Modernist Archaist: Selected Poems By Osip Mandelstam

2008. Selected Poems by Osip Mandelstam with essay and translations by Kevin M. F. Platt. 160 pages. Softcover.

OSIP MANDELSTAM (1891-1938), one of the most significant poets of twentieth-century Russian literature, also embodied more fully than any other its profound paradoxes. He was a Jew born in Poland who became a leading Russian poet; a committed modernist who was faithful to the great examples and strict forms of the past literary tradition; a rebel with decidedly revolutionary aspirations who, yearning for a new and different future, rejected the faith and social values of his well-to-do merchant parents, but who died in the same year as his own father. Most strikingly, Mandelstam, who preserved socialist and left-leaning political sympathies into his maturity, was driven from public life in postrevolutionary society, arrested as an enemy of the people, and hounded to death in the Soviet prison camps. Yet while Mandelstam’s poetry bore witness to the impossible convulsions of twentieth-century Russian culture and politics, it was by no means limited or defined by these historical contexts.

In an early statement of his creative credo, Mandelstam wrote: “For an artist, a worldview is a tool or a means, like a hammer in the hands of a mason, and the only reality is the work of art itself.”

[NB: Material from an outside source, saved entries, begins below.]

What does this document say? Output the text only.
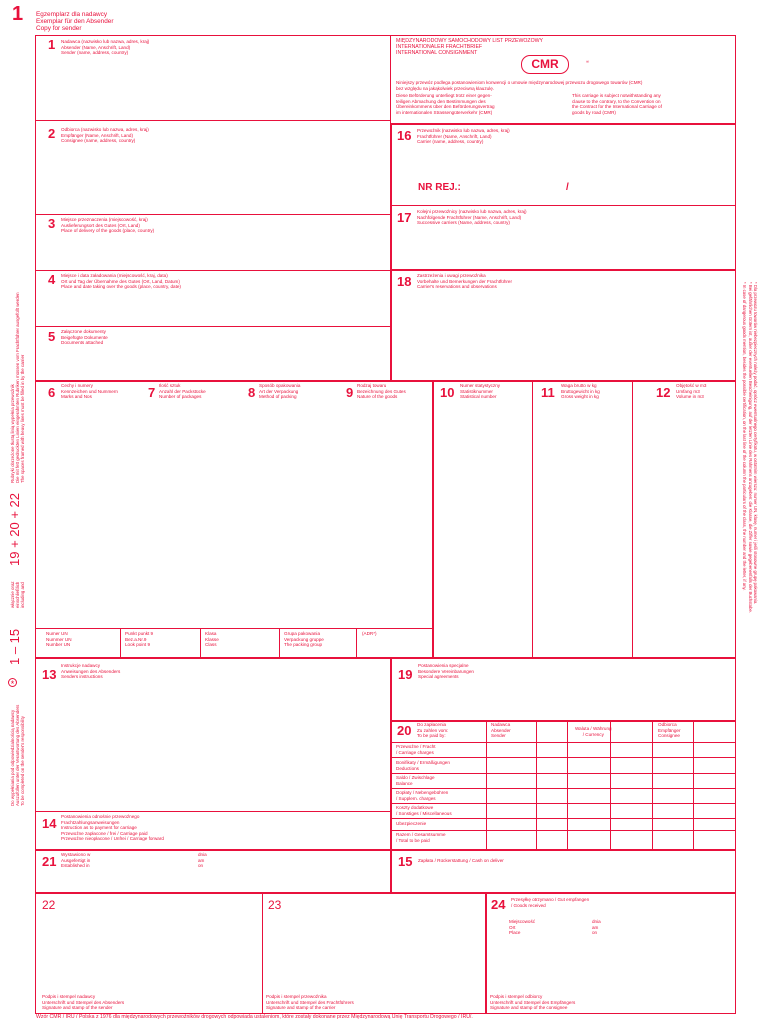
1 Egzemplarz dla nadawcy
Exemplar für den Absender
Copy for sender
MIĘDZYNARODOWY SAMOCHODOWY LIST PRZEWOZOWY
INTERNATIONALER FRACHTBRIEF
INTERNATIONAL CONSIGNMENT
CMR	ꟹ
Niniejszy przewóz podlega postanowieniom konwencji o umowie międzynarodowej przewozu drogowego towarów (CMR) bez względu na jakąkolwiek przeciwną klauzulę.
Diese Beförderung unterliegt trotz einer gegen-
teiligen Abmachung den Bestimmungen des
Übereinkommens über den Beförderungsvertrag
im internationalen Strassengüterverkehr (CMR)
This carriage is subject notwithstanding any
clause to the contrary, to the Convention on
the Contract for the International Carriage of
goods by road (CMR)
1 Nadawca (nazwisko lub nazwa, adres, kraj)
Absender (Name, Anschrift, Land)
Sender (name, address, country)
2 Odbiorca (nazwisko lub nazwa, adres, kraj)
Empfänger (Name, Anschrift, Land)
Consignee (name, address, country)
3 Miejsce przeznaczenia (miejscowość, kraj)
Auslieferungsort des Gutes (Ort, Land)
Place of delivery of the goods (place, country)
4 Miejsce i data załadowania (miejscowość, kraj, data)
Ort und Tag der Übernahme des Gutes (Ort, Land, Datum)
Place and date taking over the goods (place, country, date)
5 Załączone dokumenty
Beigefügte Dokumente
Documents attached
16 Przewoźnik (nazwisko lub nazwa, adres, kraj)
Frachtführer (Name, Anschrift, Land)
Carrier (name, address, country)
NR REJ.:	/
17 Kolejni przewoźnicy (nazwisko lub nazwa, adres, kraj)
Nachfolgende Frachtführer (Name, Anschrift, Land)
Successive carriers (Name, address, country)
18 Zastrzeżenia i uwagi przewoźnika
Vorbehalte und Bemerkungen der Frachtführer
Carrier's reservations and observations
6 Cechy i numery
Kennzeichen und Nummern
Marks and Nos	7 Ilość sztuk
Anzahl der Packstücke
Number of packages	8 Sposób opakowania
Art der Verpackung
Method of packing	9 Rodzaj towaru
Bezeichnung des Gutes
Nature of the goods	10 Numer statystyczny
Statistiknummer
Statistical number	11 Waga brutto w kg
Bruttogewicht in kg
Gross weight in kg	12 Objętość w m3
Umfang m3
Volume in m3
Numer UN
Nummer UN
Number UN
Punkt punkt 9
Bez.a.Nr.9
Look point 9
Klasa
Klasse
Class
Grupa pakowania
Verpackung gruppe
The packing group
(ADR*)
13
Instrukcje nadawcy
Anweisungen des Absenders
Senders instructions	19
Postanowienia specjalne
Besondere Vereinbarungen
Special agreements
20 Do zapłacenia
Zu zahlen vom:
To be paid by:
Nadawca
Absender
Sender
Waluta / Währung
/ Currency
Odbiorca
Empfänger
Consignee
Przewoźne / Fracht
/ Carriage charges
Bonifikaty / Ermäßigungen
Deductions
Saldo / Zwischlage
Balance
Dopłaty / Nebengebühren
/ Supplem. charges
Koszty dodatkowe
/ Sonstiges / Miscellaneous
Ubezpieczenie
Razem / Gesamtsumme
/ Total to be paid
14 Postanowienia odnośnie przewoźnego
Frachtzahlungsanweisungen
Instruction as to payment for carriage
Przewoźne zapłacone / frei / Carriage paid
Przewoźne nieopłacone / Unfrei / Carriage forward
21 Wystawiono w
Ausgefertigt in
Established in
dnia
am
on	15 Zapłata / Rückerstattung / Cash on deliver
22
Podpis i stempel nadawcy
Unterschrift und Stempel des Absenders
Signature and stamp of the sender
23
Podpis i stempel przewoźnika
Unterschrift und Stempel des Frachtführers
Signature and stamp of the carrier
24 Przesyłkę otrzymano / Gut empfangen
/ Goods received
Miejscowość
Ort
Place
dnia
am
on
Podpis i stempel odbiorcy
Unterschrift und Stempel des Empfängers
Signature and stamp of the consignee
Do wypełniania pod odpowiedzialnością nadawcy Auszufüllen unter der Verantwortung des Absenders To be completed on the sender's responsibility
*
1 – 15
włącznie oraz einschließlich including and
19 + 20 + 22
Rubryki obrzeżone tłustą linią wypełnia przewoźnik Die mit fett gedruckten Linien eingerahmten Rubriken müssen vom Frachtführer ausgefüllt werden The spaces framed with heavy lines must be filled in by the carrier	* Dla przewozu towarów niebezpiecznych należy podać, oprócz ewentualnego certyfikatu, w ostatnim wierszu: numer UN, klasę, numer i jeśli stosowne grupę pakowania.
* Bei gefährlichen Gütern ist, außer der eventuellen Bescheinigung, auf der letzten Linie des Rahmens anzugeben: die Klasse, die Ziffer sowie gegebenenfalls der Buchstabe.
* In case of dangerous goods mention, besides the possible certification, on the last line of the column the particulars of the class, the number and the letter, if any.
Wzór CMR / IRU / Polska z 1976 dla międzynarodowych przewoźników drogowych odpowiada ustaleniom, które zostały dokonane przez Międzynarodową Unię Transportu Drogowego / IRU/.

JAMES FALEN is Professor Emeritus of Russian at the University of Tennessee. He is the author of Isaac Babel: Russian Master of the Short Story and has translated for Oxford University Press Alexander Pushkin’s novel in verse Eugene Onegin as well as Boris Godunov and Other Dramatic Works. His translation of selected lyric poetry by Pushkin is forthcoming from Northwestern University Press in the fall of 2009.